内容を見てみると以下のようなことが記載されていました。

1.米国歯科医師連盟(ADA)は「6歳未満の子どもに勧められない」と指摘している

2.薬事法違反の疑いがある

3.自己決定権の侵害とインフォームド・コンセント(説明と同意)の原則に反する

ここでADAが6歳未満の子供に推奨できないと指摘している点についてですが、どうやら生活環境の違いがそのような違いを生み出しているようです。

アメリカをはじめとする世界61か国ではフロリデーションというものが行われています。

簡単に説明すると水道水にフッ素を添加することで多数の人に虫歯予防を行おうとするものです。

つまり日常生活の中でフッ素を摂取する機会が頻繁にあるということですね。

したがってこのADAのだしている見解というのはフロリデーションを行っていて過剰摂取の可能性が考えられる地域でのみあてはまるのではないかと思います。

日本はこのフロリデーションを行っていません。このあたりの話は奈良県の歯科医師会がQ&Aでまとめられていましたのでそちらをご参照ください。

適量を正しく使うことが大切ですね

フッ素入り歯磨きについて

フッ素入り歯磨き粉の使用割合

フッ素入りの歯磨きは世界でも使用されている割合が非常に高いです。

市場占有率は2010年に90%に達して以降、継続して90%を超えています。

「健康日本21」というものをご存じでしょうか?

簡単に言うと厚生労働省がだしている国民の健康を推進していくための目標などをまとめたものです。

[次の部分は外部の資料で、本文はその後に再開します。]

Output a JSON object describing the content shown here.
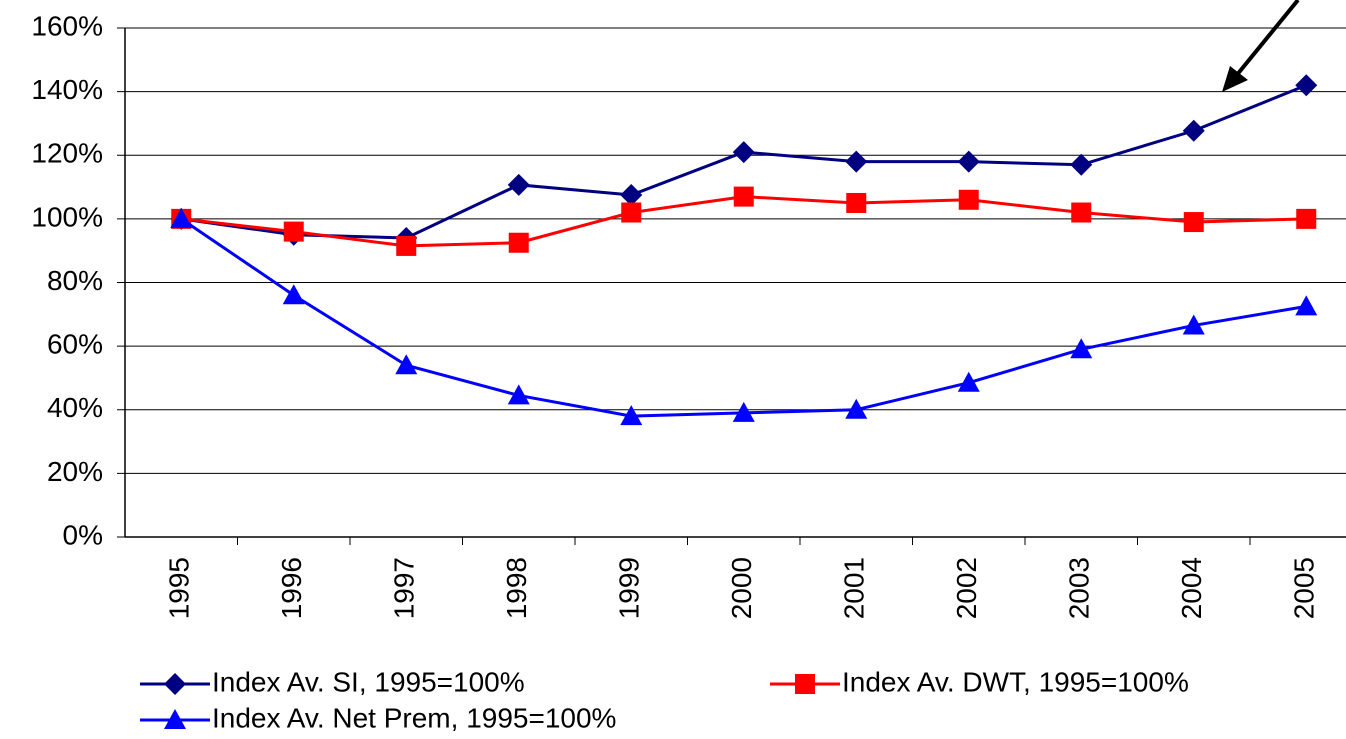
{
  "chart_data": {
    "type": "line",
    "categories": [
      "1995",
      "1996",
      "1997",
      "1998",
      "1999",
      "2000",
      "2001",
      "2002",
      "2003",
      "2004",
      "2005"
    ],
    "series": [
      {
        "name": "Index Av. SI, 1995=100%",
        "color": "#000080",
        "marker": "diamond",
        "values": [
          100,
          95,
          94,
          110.7,
          107.5,
          121,
          118,
          118,
          117,
          127.7,
          142
        ]
      },
      {
        "name": "Index Av. DWT, 1995=100%",
        "color": "#ff0000",
        "marker": "square",
        "values": [
          100,
          96,
          91.5,
          92.5,
          102,
          107,
          105,
          106,
          102,
          99,
          100
        ]
      },
      {
        "name": "Index Av. Net Prem, 1995=100%",
        "color": "#0000ff",
        "marker": "triangle",
        "values": [
          100,
          76,
          54,
          44.5,
          38,
          39,
          40,
          48.5,
          59,
          66.5,
          72.5
        ]
      }
    ],
    "ylim": [
      0,
      160
    ],
    "yticks": [
      {
        "value": 0,
        "label": "0%"
      },
      {
        "value": 20,
        "label": "20%"
      },
      {
        "value": 40,
        "label": "40%"
      },
      {
        "value": 60,
        "label": "60%"
      },
      {
        "value": 80,
        "label": "80%"
      },
      {
        "value": 100,
        "label": "100%"
      },
      {
        "value": 120,
        "label": "120%"
      },
      {
        "value": 140,
        "label": "140%"
      },
      {
        "value": 160,
        "label": "160%"
      }
    ],
    "grid": true
  }
}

その健康日本21の中でこんな目標が掲げられています。

学齢期におけるフッ化物配合歯磨剤の使用率を90%以上に

実際に2010年の学齢期のフッ素入り歯磨き粉使用率は、89.1%と報告されています。

いつから使う?:目安は上下の歯が生えてきたら!


フッ素を塗るかどうか悩むのは1歳半健診などでそろそろフッ素を始めましょうという話をされるタイミングが多いようですね。

実際にいつからフッ素を塗るべきなのか、歯にいいとなんとなくは知っているけどこどもの口に入っても大丈夫なものなのか心配になりますよね。

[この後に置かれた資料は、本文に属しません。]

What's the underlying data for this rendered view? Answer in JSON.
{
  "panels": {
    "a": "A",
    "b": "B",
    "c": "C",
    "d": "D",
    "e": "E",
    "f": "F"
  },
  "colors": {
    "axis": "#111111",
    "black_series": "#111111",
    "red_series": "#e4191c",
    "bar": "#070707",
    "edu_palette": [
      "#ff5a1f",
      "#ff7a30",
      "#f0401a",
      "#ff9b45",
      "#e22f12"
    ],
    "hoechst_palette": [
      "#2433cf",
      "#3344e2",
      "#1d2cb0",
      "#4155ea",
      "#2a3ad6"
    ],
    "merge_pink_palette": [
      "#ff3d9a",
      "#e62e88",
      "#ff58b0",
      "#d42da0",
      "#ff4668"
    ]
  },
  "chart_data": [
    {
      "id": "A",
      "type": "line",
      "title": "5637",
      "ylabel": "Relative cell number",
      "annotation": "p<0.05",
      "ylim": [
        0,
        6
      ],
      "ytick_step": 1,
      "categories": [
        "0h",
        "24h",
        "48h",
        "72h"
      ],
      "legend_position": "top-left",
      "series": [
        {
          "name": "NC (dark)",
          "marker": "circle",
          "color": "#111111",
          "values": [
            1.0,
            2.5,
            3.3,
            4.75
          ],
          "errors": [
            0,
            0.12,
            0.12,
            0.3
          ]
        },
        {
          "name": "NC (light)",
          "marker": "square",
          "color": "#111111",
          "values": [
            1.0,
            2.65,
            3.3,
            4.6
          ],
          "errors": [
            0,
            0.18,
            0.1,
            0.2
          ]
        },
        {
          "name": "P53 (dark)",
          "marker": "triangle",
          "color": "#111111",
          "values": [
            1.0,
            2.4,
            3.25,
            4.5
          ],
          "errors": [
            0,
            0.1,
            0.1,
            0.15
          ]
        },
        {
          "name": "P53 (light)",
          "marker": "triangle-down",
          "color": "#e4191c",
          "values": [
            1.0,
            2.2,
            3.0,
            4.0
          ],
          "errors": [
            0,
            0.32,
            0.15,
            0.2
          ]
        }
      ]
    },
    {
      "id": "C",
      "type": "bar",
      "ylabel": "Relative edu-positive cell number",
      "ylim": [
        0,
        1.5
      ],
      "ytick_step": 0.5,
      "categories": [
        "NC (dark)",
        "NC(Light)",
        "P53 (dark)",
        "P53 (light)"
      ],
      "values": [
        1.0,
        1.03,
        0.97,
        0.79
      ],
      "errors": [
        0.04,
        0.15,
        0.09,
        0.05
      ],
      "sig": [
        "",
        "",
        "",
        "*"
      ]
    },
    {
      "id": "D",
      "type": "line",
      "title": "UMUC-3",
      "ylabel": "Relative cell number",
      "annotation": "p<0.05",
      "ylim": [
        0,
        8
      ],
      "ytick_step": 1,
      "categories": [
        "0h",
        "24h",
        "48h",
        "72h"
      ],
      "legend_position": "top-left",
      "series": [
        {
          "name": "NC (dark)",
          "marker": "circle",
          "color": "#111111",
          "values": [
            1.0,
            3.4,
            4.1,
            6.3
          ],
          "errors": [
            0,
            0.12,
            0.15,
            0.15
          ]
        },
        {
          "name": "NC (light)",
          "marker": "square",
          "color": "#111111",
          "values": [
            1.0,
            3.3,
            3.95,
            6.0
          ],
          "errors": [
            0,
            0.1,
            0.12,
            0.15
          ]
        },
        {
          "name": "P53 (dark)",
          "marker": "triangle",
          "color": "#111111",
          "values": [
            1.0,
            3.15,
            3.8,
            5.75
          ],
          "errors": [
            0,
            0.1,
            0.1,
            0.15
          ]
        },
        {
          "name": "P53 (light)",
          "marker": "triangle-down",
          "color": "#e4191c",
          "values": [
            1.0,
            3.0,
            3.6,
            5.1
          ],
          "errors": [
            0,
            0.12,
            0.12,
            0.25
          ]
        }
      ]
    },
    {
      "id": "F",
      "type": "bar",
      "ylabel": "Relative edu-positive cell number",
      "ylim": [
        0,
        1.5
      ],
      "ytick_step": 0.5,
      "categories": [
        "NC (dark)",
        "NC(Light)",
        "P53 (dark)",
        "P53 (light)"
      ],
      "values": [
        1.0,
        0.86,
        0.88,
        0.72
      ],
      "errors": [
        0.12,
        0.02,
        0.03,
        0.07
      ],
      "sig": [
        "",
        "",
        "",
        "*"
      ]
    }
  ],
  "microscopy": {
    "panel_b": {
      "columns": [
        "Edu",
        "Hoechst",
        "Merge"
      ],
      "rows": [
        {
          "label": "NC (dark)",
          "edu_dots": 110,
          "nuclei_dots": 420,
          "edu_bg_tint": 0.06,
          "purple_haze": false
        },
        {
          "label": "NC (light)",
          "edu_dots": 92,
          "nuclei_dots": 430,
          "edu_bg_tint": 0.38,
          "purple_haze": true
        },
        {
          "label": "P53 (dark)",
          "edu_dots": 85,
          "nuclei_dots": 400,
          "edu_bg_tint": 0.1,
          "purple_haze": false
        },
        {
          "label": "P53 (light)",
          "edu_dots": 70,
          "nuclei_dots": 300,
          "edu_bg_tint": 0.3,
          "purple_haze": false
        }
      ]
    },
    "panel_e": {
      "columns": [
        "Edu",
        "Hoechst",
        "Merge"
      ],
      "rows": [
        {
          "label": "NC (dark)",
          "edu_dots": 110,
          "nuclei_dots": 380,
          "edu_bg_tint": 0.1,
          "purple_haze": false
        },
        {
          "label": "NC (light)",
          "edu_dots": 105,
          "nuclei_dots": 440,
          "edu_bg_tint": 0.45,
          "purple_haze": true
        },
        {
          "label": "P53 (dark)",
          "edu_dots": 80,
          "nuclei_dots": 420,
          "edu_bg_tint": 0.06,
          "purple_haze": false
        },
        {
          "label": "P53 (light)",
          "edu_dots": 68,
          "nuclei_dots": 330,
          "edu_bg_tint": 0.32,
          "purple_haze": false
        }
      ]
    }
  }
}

日本小児歯科学会では、こどものフッ素塗布を推奨しており、開始時期として以下のように記載しています。

歯が生えた後、唾液中に含まれるカルシウムが歯に付きさらに硬くなります。だから生えて間もない時期の歯は、まだ十分に硬くなっていないためむし歯になりやすいのです。フッ化物は、歯を硬くする作用があり、乳歯・永久歯に関わらず生えた直後に塗るのが最も効果的です。まずは下の前歯が生えてきたころから定期的に歯科へ通い、上下の前歯が生えてきたらフッ化物の塗布を行ってみてください。また、うがいができない年齢でもフッ化物を塗布することは可能です。ただし、フッ化物はむし歯予防の万能薬ではありません。塗ったからといって安心せず歯みがきの習慣やきちんとした食生活をすることです

引用:子どもたちの口と歯の質問箱|日本小児歯科学会

つまりフッ素の開始時期としては上下の前歯が生えてきたらというのが一つの目安となりそうですね。

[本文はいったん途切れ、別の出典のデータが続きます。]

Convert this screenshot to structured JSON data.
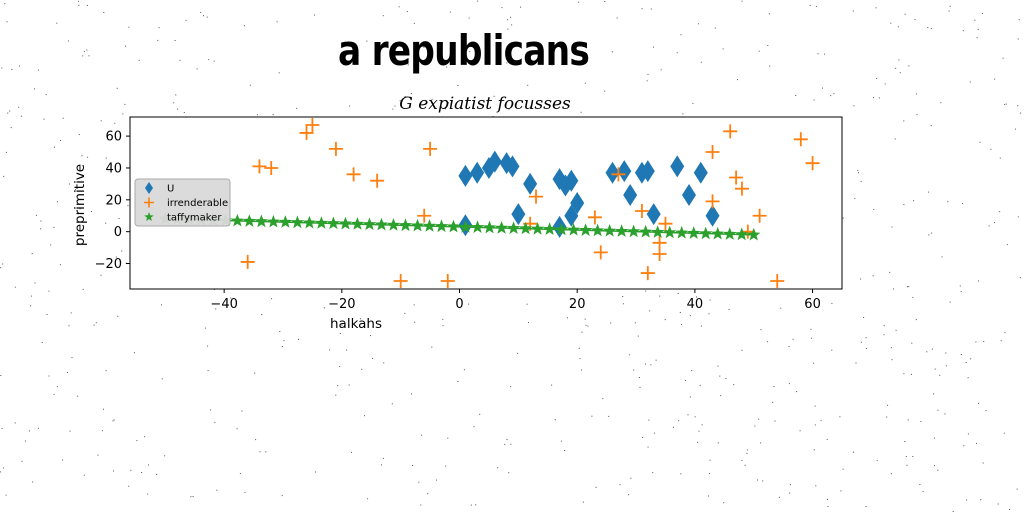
{
  "header": {
    "title": "a republicans"
  },
  "chart_data": {
    "type": "scatter",
    "title": "G expiatist focusses",
    "xlabel": "halkahs",
    "ylabel": "preprimitive",
    "xlim": [
      -56,
      65
    ],
    "ylim": [
      -36,
      72
    ],
    "xticks": [
      -40,
      -20,
      0,
      20,
      40,
      60
    ],
    "yticks": [
      -20,
      0,
      20,
      40,
      60
    ],
    "grid": false,
    "legend_position": "center-left",
    "series": [
      {
        "name": "U",
        "marker": "diamond",
        "color": "#1f77b4",
        "points": [
          [
            1,
            35
          ],
          [
            1,
            4
          ],
          [
            3,
            37
          ],
          [
            5,
            40
          ],
          [
            6,
            44
          ],
          [
            8,
            43
          ],
          [
            9,
            41
          ],
          [
            10,
            11
          ],
          [
            12,
            30
          ],
          [
            17,
            33
          ],
          [
            17,
            3
          ],
          [
            18,
            29
          ],
          [
            19,
            32
          ],
          [
            19,
            10
          ],
          [
            20,
            18
          ],
          [
            26,
            37
          ],
          [
            28,
            38
          ],
          [
            29,
            23
          ],
          [
            31,
            37
          ],
          [
            32,
            38
          ],
          [
            33,
            11
          ],
          [
            37,
            41
          ],
          [
            39,
            23
          ],
          [
            41,
            37
          ],
          [
            43,
            10
          ]
        ]
      },
      {
        "name": "irrenderable",
        "marker": "plus",
        "color": "#ff7f0e",
        "points": [
          [
            -36,
            -19
          ],
          [
            -34,
            41
          ],
          [
            -32,
            40
          ],
          [
            -26,
            62
          ],
          [
            -25,
            67
          ],
          [
            -21,
            52
          ],
          [
            -18,
            36
          ],
          [
            -14,
            32
          ],
          [
            -10,
            -31
          ],
          [
            -6,
            10
          ],
          [
            -5,
            52
          ],
          [
            -2,
            -31
          ],
          [
            12,
            5
          ],
          [
            13,
            22
          ],
          [
            23,
            9
          ],
          [
            24,
            -13
          ],
          [
            27,
            36
          ],
          [
            31,
            13
          ],
          [
            32,
            -26
          ],
          [
            34,
            -7
          ],
          [
            34,
            -14
          ],
          [
            35,
            5
          ],
          [
            43,
            50
          ],
          [
            43,
            19
          ],
          [
            46,
            63
          ],
          [
            47,
            34
          ],
          [
            48,
            27
          ],
          [
            49,
            0
          ],
          [
            51,
            10
          ],
          [
            54,
            -31
          ],
          [
            58,
            58
          ],
          [
            60,
            43
          ]
        ]
      },
      {
        "name": "taffymaker",
        "marker": "star",
        "color": "#2ca02c",
        "line": {
          "x_start": -50,
          "x_end": 50,
          "y_start": 8,
          "y_end": -2,
          "count": 50
        }
      }
    ]
  }
}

安全性等心配されるケースもあるかと思います。普段の歯磨き粉としてフッ素入りのものを使い始めるのはじぶんで歯磨き後にゆすぐことができるようになるというのが使い始めの目安となりそうです。

まとめ

フッ素ケアは子どもの歯をしっかりと守るために不可欠です。

定期的な歯科検診や歯磨きの習慣と合わせて、虫歯予防をしっかりと行いましょう。